Saray’ın tâlimatıyla açılan sosyal medya bloglarında son “saray darbesi”nin ardından deşifre edilenler, “çekilme krizi”nin perde arkasını açığa çıkarıyor.
İlk krizin, Başbakan’ın “yolsuzluklarla mücadele” için ilân ettiği “siyasi etik kanunu ve siyasetin finansmanında şeffaflığı” öngören “kamuda şeffaflık paketi”nde çıktığı görülüyor.
Bilindiği gibi, siyasilerin mal bildiriminde bulunmasının yanı sıra bakanlıklarla belediyelerin imar kararlarında bazı düzenlemeleri içeren “tasarı” ve “eylem plânı”na karşı Cumhurbaşkanı’nın “Mal bildirimini il ve ilçe başkanları düzeyine indirirseniz, bu görevi üstlenecek kimseyi bulamazsınız!” çıkışıyla paket “rafa kaldırılıp” peşinen kadük hale getirilmişti. Bundandır ki, Davutoğlu’nu hedef alan “Pelikan dosyası”nda “ilk iş olarak -Cumhurbaşkanı’ndan habersiz- ‘şeffaflık yasası”nı çıkartmayı kamuoyuna açıklamasının, Hoca’nın Reis’in ekonomi yönetimini ekarte etmek için olduğu” iddiasında bulunuluyor. Reis’in fırçası” üzerine “Hoca ve muhteris danışmanları tırstılar” diye kabih göndermede bulunuluyor…
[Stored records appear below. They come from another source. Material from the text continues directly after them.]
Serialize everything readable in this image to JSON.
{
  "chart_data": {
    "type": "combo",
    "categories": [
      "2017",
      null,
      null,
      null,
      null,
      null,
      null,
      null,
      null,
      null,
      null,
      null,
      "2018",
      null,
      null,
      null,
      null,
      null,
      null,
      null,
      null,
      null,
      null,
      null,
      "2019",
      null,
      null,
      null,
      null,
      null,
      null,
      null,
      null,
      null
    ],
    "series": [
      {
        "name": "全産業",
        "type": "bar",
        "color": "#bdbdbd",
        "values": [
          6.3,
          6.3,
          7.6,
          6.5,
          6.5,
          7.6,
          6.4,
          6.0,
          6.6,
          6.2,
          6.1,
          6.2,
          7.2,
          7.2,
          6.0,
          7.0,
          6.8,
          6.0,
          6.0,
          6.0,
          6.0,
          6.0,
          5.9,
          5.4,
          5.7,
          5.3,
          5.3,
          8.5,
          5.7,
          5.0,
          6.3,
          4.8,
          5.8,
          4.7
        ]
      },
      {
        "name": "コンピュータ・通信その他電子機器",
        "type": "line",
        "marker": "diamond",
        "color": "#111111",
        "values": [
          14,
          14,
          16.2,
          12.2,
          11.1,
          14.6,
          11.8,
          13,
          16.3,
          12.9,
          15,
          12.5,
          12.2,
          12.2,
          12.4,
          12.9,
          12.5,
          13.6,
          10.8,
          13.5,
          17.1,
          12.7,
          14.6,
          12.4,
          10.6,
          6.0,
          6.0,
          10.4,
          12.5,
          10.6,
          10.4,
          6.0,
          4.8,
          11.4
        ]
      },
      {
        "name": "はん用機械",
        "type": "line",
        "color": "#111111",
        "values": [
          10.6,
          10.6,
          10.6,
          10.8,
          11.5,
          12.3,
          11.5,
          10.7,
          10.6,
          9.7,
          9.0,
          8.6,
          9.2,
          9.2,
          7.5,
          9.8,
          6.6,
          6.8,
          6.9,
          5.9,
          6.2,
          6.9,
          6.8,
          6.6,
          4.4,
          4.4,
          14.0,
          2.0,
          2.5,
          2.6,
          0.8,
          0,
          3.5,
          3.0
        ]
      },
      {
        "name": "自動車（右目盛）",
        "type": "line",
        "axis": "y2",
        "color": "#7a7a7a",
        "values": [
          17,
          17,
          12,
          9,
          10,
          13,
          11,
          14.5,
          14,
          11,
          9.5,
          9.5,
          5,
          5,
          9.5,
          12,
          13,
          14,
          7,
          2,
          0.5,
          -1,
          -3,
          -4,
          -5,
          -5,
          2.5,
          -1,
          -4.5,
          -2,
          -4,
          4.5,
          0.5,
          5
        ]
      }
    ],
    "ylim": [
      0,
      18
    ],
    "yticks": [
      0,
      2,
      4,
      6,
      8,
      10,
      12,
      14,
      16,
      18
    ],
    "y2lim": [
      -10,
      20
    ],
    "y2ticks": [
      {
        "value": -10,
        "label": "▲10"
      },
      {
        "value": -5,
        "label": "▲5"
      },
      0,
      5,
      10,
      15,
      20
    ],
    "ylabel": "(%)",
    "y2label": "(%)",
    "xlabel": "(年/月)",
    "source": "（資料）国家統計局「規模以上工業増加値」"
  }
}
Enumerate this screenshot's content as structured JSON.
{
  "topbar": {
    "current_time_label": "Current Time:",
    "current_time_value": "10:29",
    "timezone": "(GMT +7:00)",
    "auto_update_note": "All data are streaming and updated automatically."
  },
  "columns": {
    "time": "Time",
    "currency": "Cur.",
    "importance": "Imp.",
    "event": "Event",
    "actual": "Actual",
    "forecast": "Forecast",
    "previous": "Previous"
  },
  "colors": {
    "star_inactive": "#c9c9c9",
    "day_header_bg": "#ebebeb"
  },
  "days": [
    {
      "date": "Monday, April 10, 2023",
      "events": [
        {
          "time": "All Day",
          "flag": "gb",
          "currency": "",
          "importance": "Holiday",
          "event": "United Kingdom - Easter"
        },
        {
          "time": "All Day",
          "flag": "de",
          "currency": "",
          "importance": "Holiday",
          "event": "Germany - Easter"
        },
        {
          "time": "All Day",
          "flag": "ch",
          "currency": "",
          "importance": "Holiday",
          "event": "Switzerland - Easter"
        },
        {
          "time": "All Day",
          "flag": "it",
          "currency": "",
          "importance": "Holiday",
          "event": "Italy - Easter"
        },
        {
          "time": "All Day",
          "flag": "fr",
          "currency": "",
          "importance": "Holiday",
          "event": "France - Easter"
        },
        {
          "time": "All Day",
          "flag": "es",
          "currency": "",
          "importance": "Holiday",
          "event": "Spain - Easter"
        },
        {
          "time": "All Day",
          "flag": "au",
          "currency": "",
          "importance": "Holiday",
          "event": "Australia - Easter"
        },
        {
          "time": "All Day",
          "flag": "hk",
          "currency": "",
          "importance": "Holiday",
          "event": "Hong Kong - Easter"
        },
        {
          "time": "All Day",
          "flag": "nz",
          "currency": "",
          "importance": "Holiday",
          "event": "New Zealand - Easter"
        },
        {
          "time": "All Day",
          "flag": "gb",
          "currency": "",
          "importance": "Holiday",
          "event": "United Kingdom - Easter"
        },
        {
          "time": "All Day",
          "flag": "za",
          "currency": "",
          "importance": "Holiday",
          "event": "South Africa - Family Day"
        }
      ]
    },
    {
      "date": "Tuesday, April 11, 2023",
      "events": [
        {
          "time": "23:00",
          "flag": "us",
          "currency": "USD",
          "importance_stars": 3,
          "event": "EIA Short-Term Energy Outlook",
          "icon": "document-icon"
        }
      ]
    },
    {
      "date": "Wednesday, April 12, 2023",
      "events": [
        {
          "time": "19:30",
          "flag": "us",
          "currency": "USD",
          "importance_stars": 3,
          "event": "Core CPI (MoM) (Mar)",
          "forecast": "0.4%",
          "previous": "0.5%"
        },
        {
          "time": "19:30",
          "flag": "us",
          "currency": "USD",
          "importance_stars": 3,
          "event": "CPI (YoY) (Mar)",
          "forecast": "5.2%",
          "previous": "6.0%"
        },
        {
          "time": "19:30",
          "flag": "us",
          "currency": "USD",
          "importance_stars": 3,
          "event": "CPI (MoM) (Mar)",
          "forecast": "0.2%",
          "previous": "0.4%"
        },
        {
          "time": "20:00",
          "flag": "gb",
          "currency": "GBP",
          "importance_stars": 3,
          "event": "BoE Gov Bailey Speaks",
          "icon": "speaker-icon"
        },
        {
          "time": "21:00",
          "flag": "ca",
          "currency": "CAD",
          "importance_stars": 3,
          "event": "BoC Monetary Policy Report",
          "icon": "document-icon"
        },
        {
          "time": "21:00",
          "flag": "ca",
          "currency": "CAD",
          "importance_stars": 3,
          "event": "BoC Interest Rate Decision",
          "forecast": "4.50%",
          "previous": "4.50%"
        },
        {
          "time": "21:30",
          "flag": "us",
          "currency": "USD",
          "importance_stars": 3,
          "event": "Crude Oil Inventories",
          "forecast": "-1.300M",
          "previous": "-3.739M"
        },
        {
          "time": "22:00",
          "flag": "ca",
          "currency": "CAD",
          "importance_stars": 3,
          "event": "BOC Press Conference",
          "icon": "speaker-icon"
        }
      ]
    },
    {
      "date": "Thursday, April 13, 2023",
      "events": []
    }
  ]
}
“HIRSIZLIK İDDİASI” VE “PARALEL” SUÇLAMASI
Daha da ilginci, Başbakan’ın 17-25 Aralık dosyalarında dört bakanı Yüce Divan’a gönderme oylaması sırasında Meclis grubunun başında durup bu kritik meselede liderlik etmediği, bir konuşma bahanesiyle İngiltere’ye, ardından Davos’a, oradan da New York’a sermaye gruplarıyla buluşmak için gittiği ve “Erdoğan’ı savunmadığı” belirtiliyor.
Hatta bu konuda “Reis, Hocaya zılgıtı çeker, Yüce Divan oylaması ertelenir; aksi halde bugün belki de darbe yaşamış bir ülke olacaktık!” garip yorumlarıyla, soruşturmalara ismi karışan bakanlar üzerinden Davutoğlu “paralellerin Reis’i Yüce Divan’a çıkartma komplosu”na ortak ediliyor.
Yine “Reis’e hırsızlık iftirası kampanyası”na ve yolsuzluk iddialarına karşı çıkmadığı; koalisyon uğruna “Bilâl’i fedâya kalkışıp Reis’ten çocuğunu kurban vermesini istediği”; hatta “iddiaları değil, ‘asıl sorun olan’ Reis’i çürütmeye kalkıştığı ve bunun Reisi çok öfkelendirdiği” kaydediliyor.